Mexico Stocks Set for Worst Year Since 2008

(Bloomberg) -- Mexican shares are headed for their worst year since the 2008 financial crisis, dragged down by the electoral victory of a leftist president and tumultuous trade talks with the U.S. and Canada.

The country’s benchmark IPC index tumbled 16 percent this year through Wednesday, the worst among major stock gauges in Latin America in local currency terms. Bellwethers Grupo Televisa SAB, Mexico’s largest broadcaster, and Fomento Economico Mexicano SAB, a retail and bottling giant, are on track for their biggest declines since 2000.

President Andres Manuel Lopez Obrador’s October decision to cancel a $13 billion airport rattled investors already on edge from the twists and turns of trade talks among the U.S., Mexico and Canada. There’s still uncertainty over whether the new commercial pact, the successor to the North American Free Trade Agreement, will get through the U.S. House of Representatives after Democrats take control next month.
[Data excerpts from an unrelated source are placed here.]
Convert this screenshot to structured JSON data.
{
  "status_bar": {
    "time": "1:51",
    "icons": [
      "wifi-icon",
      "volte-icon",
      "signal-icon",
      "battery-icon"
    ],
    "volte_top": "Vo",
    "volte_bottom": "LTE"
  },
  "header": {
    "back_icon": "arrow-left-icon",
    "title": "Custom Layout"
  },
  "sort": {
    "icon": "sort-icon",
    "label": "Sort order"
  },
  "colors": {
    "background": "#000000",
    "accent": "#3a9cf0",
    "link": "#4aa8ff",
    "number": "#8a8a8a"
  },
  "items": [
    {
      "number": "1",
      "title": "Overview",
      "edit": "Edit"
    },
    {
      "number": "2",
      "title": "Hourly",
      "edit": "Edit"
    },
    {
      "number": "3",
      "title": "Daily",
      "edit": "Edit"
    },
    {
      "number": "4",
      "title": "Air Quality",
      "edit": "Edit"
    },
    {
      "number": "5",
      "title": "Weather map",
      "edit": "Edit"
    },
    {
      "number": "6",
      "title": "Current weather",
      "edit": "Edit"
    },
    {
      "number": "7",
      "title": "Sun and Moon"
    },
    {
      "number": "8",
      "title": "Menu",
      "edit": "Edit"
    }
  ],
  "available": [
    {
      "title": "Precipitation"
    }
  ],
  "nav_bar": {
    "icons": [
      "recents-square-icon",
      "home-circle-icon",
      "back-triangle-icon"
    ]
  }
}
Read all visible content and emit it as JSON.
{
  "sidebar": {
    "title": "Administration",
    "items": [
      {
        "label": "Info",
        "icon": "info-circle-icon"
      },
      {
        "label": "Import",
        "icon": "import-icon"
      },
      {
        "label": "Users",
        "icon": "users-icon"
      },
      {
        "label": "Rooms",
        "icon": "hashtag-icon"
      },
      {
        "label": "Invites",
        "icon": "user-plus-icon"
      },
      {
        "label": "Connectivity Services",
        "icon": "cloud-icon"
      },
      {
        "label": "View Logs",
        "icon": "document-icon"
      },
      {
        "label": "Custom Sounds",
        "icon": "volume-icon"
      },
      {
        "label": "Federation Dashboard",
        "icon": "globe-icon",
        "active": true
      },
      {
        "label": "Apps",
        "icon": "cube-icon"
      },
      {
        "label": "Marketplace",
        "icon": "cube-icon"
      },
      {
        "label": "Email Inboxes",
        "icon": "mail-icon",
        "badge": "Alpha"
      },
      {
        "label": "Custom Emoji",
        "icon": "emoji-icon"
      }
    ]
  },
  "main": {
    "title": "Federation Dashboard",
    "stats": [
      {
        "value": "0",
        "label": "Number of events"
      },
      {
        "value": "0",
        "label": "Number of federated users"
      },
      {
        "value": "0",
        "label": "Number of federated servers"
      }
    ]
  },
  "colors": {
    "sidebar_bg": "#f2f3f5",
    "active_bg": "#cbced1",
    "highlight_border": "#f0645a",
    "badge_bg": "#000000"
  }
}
Mexico Stocks Set for Worst Year Since 2008

“Mexican businesses have been apprehensive about reinvesting in the economy amid uncertainty about domestic policies and also relations with the United States,” said Morgan Harting, a senior portfolio manager at AllianceBernstein in New York. “That’s not a great environment for equity markets.”

The S&P 500 is also heading to its worst year since 2008, although its 6.2 percent fall this year through Wednesday is less pronounced than the Mexican index’s tumble.

The IPC’s slide “corresponds to an environment of uncertainty and risk related to a change of government and investors’ negative perception,” Intercam Casa de Bolsa said in a report led by Alejandra Marcos.

The stock gauge rose 0.2 percent at 8:34 a.m. in Mexico City.

Earnings Rebound

The Mexican peso had its ups and downs this year and Lopez Obrador’s airport decision pushed it to the biggest one-day drop since Donald Trump’s election as U.S. president. But the currency is now Latin America’s best performer against the dollar. In Brazil and Argentina, currency declines have eroded the returns of foreign investors.

Mexican stocks are getting a further drag from a big reduction in earnings growth, to an estimated 5.5 percent this year from about 33 percent last year, Harting said.

In a potential enticement for investors, a rebound is likely on that front. After posting one of this year’s slowest rates of earnings growth in emerging-market countries, Mexico is expected to achieve one of the fastest paces next year, he said.

“If that type of acceleration comes through, I think you could see a meaningful rally,” Harting said.